Digamos que ficamos entre esses dois valores. No final deste século, já estaremos a olhar para o mundo que é cerca de 3ºC acima da média daquilo que estamos a viver agora.

No entanto, as medias térmicas da superfície terrestre não são suficientes para captar as alterações climáticas. As anomalias – ou a alteração da quantidade de temperatura de uma determinada área se está a afastar daquilo que é o “normal” nessa região” – irão manifestar-se gravemente.

Por exemplo, a temperatura no Círculo Ártico, no passado inverno, subiram acima da média. Tais temperaturas foram extremamente quentes para a zona do Ártico. É anormal, e irá começar a verficiar-se com mais frequência.

Significa que anos como este, que tiveram a menor quantidade de gelo no oceano desde que há registo, tornar-se-ão comuns. Em 2050, o verão na Gronelândia poderá tornar-se sem gelo nos oceanos.

O ano de 2015 não se comparou a 2012, quando 97% do manto de gelo da Gronelândia começou a derreter no verão. Este fenómeno ocorre, normalmente, uma vez por século, mas é possível ver este derretimento extremo a cada 6 anos até ao final do século XXI.

O único lado positivo (ainda) é que o gelo na Antártida continuará relativamente estável, contribuindo pouco para elevação dos oceanos.

O melhor cenário que é pintado pelos investigadores é que os oceanos vão crescer cerca de 60 ou 90 centímetros até ao final do ano de 2100. Estas alterações são suficientes para desalojar cerca de 4 milhões de pessoas.

Os oceanos não só terão menos gelo nos pólos, como também irão ficar tóxicos nos trópicos. O oceano absorve cerca de 1/3 do dióxido de carbono na atmosfera, o que faz com que aqueçam e fiquem mais ácidos, tornando-se tóxicos para a vida marinha.

Se as alterações climáticas continuarem, praticamente todos os recifes de corais ficarão devastados.

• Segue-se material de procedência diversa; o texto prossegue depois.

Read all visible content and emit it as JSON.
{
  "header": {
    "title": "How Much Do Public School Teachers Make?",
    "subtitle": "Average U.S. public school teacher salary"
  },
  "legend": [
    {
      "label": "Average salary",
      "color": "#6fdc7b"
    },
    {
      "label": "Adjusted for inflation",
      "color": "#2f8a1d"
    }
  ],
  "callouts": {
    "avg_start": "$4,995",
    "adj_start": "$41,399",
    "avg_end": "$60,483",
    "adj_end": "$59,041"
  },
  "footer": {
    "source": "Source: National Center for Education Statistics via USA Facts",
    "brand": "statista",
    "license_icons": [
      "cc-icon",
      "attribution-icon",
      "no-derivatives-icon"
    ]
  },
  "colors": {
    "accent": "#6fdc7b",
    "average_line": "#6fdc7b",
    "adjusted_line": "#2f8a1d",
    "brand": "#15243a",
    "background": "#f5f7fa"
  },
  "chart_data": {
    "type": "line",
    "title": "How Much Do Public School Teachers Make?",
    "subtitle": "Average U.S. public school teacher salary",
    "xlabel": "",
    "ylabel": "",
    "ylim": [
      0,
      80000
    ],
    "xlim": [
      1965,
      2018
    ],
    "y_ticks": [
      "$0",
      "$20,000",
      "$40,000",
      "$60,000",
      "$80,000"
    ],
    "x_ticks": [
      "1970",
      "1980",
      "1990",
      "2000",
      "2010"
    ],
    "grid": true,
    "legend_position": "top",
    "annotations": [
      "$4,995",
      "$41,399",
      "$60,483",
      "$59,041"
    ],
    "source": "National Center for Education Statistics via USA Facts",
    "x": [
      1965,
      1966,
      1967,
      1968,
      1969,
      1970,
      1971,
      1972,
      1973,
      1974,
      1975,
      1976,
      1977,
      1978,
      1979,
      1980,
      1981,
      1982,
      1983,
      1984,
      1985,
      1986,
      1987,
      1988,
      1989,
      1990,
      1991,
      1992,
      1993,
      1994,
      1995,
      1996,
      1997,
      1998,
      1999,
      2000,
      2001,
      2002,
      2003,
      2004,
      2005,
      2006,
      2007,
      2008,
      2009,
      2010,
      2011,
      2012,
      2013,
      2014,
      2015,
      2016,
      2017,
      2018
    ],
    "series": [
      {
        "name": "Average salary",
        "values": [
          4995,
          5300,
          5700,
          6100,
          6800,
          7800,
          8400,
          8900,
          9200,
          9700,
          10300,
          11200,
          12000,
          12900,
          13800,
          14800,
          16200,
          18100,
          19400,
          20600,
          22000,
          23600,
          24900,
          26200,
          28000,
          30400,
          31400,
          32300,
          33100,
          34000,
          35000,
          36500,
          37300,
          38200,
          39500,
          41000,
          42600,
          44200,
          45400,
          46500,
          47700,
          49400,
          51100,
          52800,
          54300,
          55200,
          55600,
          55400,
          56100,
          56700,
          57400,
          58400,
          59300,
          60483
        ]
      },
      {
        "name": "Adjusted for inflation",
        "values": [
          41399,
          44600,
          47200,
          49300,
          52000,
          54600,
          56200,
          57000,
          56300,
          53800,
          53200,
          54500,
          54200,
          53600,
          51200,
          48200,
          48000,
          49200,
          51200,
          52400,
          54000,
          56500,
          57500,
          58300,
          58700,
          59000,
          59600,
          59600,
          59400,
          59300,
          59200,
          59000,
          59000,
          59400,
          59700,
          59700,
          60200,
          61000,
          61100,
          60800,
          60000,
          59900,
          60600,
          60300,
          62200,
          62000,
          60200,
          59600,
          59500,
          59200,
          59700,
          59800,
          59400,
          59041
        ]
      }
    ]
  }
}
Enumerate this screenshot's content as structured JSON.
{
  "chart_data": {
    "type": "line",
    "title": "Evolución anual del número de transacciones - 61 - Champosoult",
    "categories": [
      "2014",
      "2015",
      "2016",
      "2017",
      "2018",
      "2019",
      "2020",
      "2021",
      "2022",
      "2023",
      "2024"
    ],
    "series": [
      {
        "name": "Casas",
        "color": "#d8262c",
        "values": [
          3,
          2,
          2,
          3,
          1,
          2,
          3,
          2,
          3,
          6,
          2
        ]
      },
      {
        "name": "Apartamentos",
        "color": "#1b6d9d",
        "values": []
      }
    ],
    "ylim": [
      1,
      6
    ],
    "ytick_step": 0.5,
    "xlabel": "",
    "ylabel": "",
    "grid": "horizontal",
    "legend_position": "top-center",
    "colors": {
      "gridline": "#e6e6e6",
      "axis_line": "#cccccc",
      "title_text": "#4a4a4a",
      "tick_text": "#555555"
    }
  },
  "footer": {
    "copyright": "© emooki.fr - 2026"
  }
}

No cenário mais positivo dos especialistas, atualmente, metáde de todos os recifes de corais dos trópicos estão ameaçados.

Mas, os oceanos não são as únicas áreas a aquecerem. Mesmo que colocássemos um freio nas emissões, os verões nos trópicos podiam sobreaquecer até 2050. Mais a norte, 10% a 20% dos dias serão de intenso calor.

Em um estudo publicado em 2013, os cientistas utilizaram modelos em que estimaram que o mundo irá ver períodos de secas mais severas e mais frequentemente – um aumento de cerca de 10%. Se não for parado o aquecimento global, as alterações poderão chegar a 40% de toda a Terra (o dobro de atualmente).

Depois temos o tempo. Se o evento que trouxe o El Niño em 2015-2016 serve de alguma indicação, estamos a caminhar por uma rota que trás perigos e mais dramáticos fenómenos naturais. Extremas tempestades, fogos selvagens, entre outros eventos.

Neste momento a humanidade está a caminhar sobre um precipício. Não podemos ignorar os sinais e poluir todo o planeta.

Schmidt diz que é provável que cheguemos a 2100 com um planeta entre “um pouco mais quente do que hoje e/ou muito mais quentes do que hoje”.

Mas a diferença entre “um pouco” e “muito” à escala do planeta Terra é um entre milhões de vidas salvas… ou não.